On Wednesday, a worried mother held up a repellent and asked a perplexed clerk in a pharmacy, "How it work"? Maybe I can help them both.
Mosquitoes and other insects like ticks and flies detect you by the smell of carbon dioxide emitted from your body. They can pick up the scent 75 feet away. Since DEET is an aromatic compound with a strong odour, it helps mask the odour of carbon dioxide, and in the process makes it impossible for insects to detect your presence.
Mosquitoes are particularly attracted to hot, active, sweaty people, especially those who can't or don't like to bathe. They find 'cheesy' feet and dirty socks irresistible. Oh! And they just love dark clothing.
Most of the studies I have read on the subject contain long, boring words. What they are saying in English is that the topical repellents containing DEET can cause long-term side effects, sometimes years later. This is because of the fact that nearly 50% of the chemical penetrates the deeper layers of the skin, and around 15 per cent of it into the bloodstream. This can adversely affect the skin and prove toxic to the body.
Our children are the most vulnerable, as their tender skin absorbs substances more readily. Toxic substances have been known to affect the nervous system and even growth rate.

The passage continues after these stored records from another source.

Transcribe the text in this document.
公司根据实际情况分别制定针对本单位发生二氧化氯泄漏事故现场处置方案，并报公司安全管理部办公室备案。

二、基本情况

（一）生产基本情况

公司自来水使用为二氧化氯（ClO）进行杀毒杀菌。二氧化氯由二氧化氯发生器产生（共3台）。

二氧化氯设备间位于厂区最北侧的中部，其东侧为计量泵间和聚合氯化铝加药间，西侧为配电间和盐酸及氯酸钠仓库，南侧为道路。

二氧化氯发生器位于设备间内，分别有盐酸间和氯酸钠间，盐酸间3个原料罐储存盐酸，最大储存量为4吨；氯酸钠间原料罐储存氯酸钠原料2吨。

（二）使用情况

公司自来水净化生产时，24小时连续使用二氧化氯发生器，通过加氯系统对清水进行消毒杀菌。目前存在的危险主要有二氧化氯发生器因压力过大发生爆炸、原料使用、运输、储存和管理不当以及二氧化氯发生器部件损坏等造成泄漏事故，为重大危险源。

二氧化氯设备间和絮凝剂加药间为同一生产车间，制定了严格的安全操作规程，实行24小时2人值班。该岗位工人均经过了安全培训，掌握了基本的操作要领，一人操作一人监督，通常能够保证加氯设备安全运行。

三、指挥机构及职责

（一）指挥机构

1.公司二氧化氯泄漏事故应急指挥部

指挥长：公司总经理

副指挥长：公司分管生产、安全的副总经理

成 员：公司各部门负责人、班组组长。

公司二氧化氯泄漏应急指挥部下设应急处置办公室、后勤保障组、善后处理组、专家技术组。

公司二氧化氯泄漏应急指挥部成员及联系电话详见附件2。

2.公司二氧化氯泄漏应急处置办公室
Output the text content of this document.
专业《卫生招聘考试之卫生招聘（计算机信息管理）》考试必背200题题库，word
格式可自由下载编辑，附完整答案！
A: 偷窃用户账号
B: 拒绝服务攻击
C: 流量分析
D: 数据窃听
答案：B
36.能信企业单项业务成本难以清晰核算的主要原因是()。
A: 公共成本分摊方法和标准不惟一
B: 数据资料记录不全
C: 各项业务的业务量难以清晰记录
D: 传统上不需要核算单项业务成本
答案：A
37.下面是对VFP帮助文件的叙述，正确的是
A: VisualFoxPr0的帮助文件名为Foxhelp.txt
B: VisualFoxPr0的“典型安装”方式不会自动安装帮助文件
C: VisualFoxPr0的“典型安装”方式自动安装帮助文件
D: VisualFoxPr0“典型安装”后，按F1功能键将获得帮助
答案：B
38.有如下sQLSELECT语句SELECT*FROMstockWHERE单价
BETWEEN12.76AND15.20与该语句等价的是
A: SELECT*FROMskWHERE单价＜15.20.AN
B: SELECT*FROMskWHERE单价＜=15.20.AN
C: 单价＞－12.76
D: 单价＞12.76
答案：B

The question that now comes to mind is, 'Do we need DEET to avoid insects?' The answer is no. There are plants natural products with absolutely no side effects that can do the work. Plants like tansy, marigold (African preferably), cedars, lemon grass, sage, garlic, geranium, basil and mint can be planted around the house. A study done at the University of Guelph found that lemon thyme had 62 per cent of the repellency of DEET. Nepetalactone, the essential oil that makes catnip smell the way it does, was found by Iowa State University researchers to have about 10 times the repellency of DEET. Plant them!
There are mixtures of essential oils that can do the job just as well. The only setback is that they have to be applied more regularly - say, every two hours. Use 10 to 25 drops of essential oil to two tablespoons of carrier oil. The best essential oils against mosquitoes are cinnamon, citronella, lemon and pyrethron from the flowers of the daisy. Some carrier oils are olive, sunflower, witch hazel and, if any is left, good old vodka.
Perhaps those in the relevant places can check to verify my claims. Commonly used preparations like insecticide-based lice-killing shampoos and insect repellents are assumed to be safe because severe consequences are rare in the medical literature. Yet subtle symptoms like muscle weakness, fatigue or memory lapses might be attributed erroneously to other causes. Several overt symptoms are not seen immediately after use but may manifest themselves months or years later, making a cause-and-effect relationship difficult to establish.
As the number of chik-V cases grow, I suspect that parents and sufferers are going to self-medicate and go overboard with dosages and other experiments. They must be warned. Alternatives must be provided, or at least suggested. Pregnant and nursing women and children under eight years old are particularly vulnerable.